Let V be $n$-Dimensional ($n\ge1$) inner product space .
Let $T:V \rightarrow V$ be a linear map which maintains $ T^2=T$ , $\forall v \in V\ ||Tv||\le||v||$.
Prove that there is exists a subspace $U\subseteq V$ ,$0 \le dimU\le n $, such that T is the Orthogonal projection on U.
I tried to prove that $ImT \perp KerT $.But I don't know how to use the fact that $||Tv||\le||v||$.Maybe Cauchy–Schwarz inequality can helps somehow ?
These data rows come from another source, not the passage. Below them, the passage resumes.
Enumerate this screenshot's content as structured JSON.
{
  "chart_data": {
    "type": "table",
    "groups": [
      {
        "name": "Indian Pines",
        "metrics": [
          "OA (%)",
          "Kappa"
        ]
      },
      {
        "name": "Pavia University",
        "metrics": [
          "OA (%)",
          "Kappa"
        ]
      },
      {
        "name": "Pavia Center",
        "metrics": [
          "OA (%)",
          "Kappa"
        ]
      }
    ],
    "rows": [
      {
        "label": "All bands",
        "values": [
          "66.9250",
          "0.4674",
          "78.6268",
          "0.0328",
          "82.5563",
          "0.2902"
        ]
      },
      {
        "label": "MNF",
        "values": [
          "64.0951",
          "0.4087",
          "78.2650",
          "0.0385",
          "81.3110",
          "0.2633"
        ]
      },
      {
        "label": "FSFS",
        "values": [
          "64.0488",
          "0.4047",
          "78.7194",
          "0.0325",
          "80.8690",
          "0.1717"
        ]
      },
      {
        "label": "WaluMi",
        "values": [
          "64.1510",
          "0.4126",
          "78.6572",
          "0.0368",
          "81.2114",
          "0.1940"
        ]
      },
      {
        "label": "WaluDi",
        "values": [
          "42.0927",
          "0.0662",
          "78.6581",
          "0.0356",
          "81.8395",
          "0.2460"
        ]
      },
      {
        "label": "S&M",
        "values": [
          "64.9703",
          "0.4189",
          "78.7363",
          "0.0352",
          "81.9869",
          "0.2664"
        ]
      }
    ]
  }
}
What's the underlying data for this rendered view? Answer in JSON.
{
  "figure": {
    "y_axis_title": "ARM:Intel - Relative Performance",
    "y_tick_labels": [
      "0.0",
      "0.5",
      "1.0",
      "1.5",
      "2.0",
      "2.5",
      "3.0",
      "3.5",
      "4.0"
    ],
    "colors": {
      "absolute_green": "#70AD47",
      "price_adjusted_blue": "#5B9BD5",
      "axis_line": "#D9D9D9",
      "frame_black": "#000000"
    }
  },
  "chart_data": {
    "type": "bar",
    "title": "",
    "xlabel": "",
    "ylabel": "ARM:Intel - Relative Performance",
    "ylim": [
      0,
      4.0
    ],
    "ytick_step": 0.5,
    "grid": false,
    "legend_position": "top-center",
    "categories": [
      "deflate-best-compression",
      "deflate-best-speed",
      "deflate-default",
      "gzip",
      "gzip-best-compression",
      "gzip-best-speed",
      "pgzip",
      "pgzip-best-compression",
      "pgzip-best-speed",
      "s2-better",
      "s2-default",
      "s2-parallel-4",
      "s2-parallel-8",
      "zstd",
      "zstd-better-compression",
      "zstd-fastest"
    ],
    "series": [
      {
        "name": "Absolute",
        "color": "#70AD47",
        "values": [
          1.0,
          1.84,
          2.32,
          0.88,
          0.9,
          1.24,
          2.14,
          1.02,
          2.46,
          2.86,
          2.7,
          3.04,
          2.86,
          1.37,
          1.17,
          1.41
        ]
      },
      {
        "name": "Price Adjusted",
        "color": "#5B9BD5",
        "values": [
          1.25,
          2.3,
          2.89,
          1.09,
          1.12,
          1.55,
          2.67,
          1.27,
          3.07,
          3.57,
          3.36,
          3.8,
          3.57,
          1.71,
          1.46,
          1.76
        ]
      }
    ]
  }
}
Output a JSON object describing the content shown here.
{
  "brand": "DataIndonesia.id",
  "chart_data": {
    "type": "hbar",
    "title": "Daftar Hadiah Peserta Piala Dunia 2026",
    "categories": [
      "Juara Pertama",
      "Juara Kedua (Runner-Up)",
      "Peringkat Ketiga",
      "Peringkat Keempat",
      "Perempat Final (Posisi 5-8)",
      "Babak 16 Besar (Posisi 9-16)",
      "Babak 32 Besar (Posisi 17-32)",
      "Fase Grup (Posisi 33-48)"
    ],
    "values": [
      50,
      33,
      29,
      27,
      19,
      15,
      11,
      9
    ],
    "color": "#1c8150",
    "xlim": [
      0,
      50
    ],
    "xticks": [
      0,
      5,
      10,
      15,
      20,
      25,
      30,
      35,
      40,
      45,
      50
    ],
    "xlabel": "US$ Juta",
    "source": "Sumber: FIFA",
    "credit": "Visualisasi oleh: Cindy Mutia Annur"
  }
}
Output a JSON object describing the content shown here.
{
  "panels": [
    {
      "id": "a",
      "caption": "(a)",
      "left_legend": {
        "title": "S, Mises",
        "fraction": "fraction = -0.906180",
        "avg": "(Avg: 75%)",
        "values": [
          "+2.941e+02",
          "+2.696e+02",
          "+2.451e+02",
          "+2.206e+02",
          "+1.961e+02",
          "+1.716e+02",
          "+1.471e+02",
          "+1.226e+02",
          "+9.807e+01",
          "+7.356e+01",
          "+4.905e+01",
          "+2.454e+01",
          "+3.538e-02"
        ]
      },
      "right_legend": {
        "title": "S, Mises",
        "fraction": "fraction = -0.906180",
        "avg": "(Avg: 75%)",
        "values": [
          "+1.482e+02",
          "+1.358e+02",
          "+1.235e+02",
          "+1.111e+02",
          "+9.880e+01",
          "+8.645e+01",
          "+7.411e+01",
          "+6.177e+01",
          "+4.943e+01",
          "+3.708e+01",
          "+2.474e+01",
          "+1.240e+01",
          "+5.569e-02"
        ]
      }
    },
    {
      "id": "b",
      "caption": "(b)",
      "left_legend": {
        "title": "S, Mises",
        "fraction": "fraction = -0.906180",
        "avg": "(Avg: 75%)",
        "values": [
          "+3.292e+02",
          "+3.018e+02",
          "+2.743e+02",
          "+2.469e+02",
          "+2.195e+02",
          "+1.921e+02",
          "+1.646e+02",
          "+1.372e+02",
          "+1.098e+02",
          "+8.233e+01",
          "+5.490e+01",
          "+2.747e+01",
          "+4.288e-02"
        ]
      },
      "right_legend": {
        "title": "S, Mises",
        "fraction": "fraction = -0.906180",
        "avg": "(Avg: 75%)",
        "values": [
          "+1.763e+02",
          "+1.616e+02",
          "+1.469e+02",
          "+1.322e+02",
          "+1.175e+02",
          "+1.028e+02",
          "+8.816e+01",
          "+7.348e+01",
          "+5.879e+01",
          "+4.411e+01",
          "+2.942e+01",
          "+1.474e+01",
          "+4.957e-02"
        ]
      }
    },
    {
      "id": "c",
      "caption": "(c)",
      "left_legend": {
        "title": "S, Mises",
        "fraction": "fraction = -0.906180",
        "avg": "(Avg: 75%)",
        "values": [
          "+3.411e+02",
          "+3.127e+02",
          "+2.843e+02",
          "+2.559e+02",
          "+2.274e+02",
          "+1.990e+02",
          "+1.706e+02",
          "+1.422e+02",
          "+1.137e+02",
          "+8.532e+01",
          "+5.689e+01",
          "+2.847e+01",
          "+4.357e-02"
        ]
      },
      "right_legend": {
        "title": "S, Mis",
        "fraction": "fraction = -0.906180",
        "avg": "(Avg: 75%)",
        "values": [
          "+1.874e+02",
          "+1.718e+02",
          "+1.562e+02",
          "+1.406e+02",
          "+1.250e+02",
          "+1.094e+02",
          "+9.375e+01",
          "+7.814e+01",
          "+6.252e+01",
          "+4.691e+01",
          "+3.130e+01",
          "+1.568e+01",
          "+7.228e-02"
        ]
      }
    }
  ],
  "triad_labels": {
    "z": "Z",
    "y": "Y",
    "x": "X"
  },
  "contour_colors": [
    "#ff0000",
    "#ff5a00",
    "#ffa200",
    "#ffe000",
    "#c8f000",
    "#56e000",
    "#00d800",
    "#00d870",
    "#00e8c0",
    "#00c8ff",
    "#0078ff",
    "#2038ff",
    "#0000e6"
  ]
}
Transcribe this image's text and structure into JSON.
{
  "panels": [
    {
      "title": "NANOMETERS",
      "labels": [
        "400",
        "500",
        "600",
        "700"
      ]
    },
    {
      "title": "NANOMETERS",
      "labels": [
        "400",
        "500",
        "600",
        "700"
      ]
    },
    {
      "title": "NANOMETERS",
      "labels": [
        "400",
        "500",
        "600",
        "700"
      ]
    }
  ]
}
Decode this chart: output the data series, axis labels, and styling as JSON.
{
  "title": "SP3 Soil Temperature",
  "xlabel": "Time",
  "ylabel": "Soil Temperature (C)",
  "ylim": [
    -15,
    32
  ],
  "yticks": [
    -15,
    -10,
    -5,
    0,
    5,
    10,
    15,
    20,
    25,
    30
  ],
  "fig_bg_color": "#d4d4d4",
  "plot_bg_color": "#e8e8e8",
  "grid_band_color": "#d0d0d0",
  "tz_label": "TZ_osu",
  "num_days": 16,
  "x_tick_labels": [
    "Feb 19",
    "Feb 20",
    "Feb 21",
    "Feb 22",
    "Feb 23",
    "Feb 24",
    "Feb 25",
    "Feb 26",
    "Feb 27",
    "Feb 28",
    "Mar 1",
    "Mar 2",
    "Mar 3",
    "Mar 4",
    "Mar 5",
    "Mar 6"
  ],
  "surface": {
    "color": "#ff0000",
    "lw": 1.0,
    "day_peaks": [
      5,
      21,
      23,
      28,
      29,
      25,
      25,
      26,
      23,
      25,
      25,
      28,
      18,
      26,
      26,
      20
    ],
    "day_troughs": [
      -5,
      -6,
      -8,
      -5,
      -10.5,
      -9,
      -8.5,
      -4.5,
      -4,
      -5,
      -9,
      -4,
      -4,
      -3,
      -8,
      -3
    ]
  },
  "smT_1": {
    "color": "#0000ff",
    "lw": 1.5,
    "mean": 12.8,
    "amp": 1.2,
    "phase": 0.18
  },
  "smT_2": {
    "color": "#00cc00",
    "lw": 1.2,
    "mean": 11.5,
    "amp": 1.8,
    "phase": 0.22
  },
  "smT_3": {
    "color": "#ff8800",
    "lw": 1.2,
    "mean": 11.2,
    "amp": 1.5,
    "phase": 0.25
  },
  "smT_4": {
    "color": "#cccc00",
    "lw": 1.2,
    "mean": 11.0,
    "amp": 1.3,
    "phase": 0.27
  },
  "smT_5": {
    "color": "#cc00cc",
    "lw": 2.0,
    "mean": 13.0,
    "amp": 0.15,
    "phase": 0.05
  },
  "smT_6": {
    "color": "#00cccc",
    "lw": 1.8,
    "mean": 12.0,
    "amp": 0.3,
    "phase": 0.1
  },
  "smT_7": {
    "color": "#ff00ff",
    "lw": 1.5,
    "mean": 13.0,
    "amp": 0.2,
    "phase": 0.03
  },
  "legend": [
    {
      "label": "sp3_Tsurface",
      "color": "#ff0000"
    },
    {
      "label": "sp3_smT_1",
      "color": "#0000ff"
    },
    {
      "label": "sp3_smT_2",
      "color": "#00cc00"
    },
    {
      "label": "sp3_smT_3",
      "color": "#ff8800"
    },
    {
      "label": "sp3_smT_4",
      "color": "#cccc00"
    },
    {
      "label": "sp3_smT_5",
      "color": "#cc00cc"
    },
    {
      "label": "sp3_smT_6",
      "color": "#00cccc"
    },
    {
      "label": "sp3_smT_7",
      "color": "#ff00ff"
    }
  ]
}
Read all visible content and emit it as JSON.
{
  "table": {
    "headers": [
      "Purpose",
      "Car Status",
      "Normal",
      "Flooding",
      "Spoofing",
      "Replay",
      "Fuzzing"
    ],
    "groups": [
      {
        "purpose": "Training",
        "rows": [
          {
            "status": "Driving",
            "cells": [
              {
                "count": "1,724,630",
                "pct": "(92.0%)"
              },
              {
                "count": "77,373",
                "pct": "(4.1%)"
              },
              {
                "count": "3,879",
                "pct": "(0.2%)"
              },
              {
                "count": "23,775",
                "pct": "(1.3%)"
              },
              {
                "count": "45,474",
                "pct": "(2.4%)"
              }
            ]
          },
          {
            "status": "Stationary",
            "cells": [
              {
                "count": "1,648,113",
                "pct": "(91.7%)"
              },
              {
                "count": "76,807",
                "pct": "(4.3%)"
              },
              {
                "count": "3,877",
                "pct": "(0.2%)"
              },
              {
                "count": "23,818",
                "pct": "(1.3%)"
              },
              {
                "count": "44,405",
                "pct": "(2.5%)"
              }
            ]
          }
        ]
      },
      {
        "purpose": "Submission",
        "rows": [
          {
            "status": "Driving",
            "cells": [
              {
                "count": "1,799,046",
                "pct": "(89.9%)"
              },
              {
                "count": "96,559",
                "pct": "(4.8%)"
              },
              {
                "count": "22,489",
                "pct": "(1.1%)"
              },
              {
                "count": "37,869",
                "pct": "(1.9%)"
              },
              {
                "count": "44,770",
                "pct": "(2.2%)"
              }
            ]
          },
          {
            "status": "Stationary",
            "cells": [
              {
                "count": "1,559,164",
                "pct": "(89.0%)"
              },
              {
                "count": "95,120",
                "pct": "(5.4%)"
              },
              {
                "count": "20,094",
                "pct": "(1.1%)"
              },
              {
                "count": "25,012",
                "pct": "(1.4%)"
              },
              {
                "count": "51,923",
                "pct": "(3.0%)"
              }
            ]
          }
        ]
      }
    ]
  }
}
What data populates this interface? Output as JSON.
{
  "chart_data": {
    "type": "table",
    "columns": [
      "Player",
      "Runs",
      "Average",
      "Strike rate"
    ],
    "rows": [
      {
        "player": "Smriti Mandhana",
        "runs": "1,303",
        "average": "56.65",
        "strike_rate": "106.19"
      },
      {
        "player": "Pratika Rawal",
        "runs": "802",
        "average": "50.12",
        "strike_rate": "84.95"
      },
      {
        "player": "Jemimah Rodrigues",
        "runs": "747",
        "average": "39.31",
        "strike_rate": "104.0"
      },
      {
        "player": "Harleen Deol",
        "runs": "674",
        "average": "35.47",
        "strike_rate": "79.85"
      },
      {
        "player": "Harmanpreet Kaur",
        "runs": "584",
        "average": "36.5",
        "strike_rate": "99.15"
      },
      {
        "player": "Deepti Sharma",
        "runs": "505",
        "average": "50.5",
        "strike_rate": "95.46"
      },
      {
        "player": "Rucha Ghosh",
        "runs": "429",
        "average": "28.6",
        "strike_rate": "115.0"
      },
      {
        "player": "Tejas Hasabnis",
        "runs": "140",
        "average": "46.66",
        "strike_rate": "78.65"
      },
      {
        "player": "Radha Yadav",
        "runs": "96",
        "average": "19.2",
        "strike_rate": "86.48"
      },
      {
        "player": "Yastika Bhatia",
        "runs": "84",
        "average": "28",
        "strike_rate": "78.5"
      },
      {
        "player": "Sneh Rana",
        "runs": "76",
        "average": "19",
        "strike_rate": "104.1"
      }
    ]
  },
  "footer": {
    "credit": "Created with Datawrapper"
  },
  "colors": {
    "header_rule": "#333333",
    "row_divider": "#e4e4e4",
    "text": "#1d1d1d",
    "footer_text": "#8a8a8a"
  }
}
Your idea is good, let's start defining those quantities
$$Im(T) = \{ x \in V : x = Tv, v \in V \}$$
$$Ker(T) = \{ y \in V : Ty = 0 \}.$$
We need to show that for any $x \in Im(T)$ and $y \in Ker(T)$ we must have $\left < x, y\right > = 0.$
As $x \in Im(T)$, there is a $v \in V$ such that $$x = Tv.$$
By the idempotent property, we also have
$$T(x) = T(Tv) = Tv = x. $$
and since $y \in Ker(T)$ we get $T(x + ay) = T(x) + aT(y) = T(x) = x$ for any scalar $a$.
Using the inequality we get $\| x \| = \| T(x+ ay) \| \leq \|x + ay \|.$
As the above is true for an arbitrary chosen $a$, the result now follows.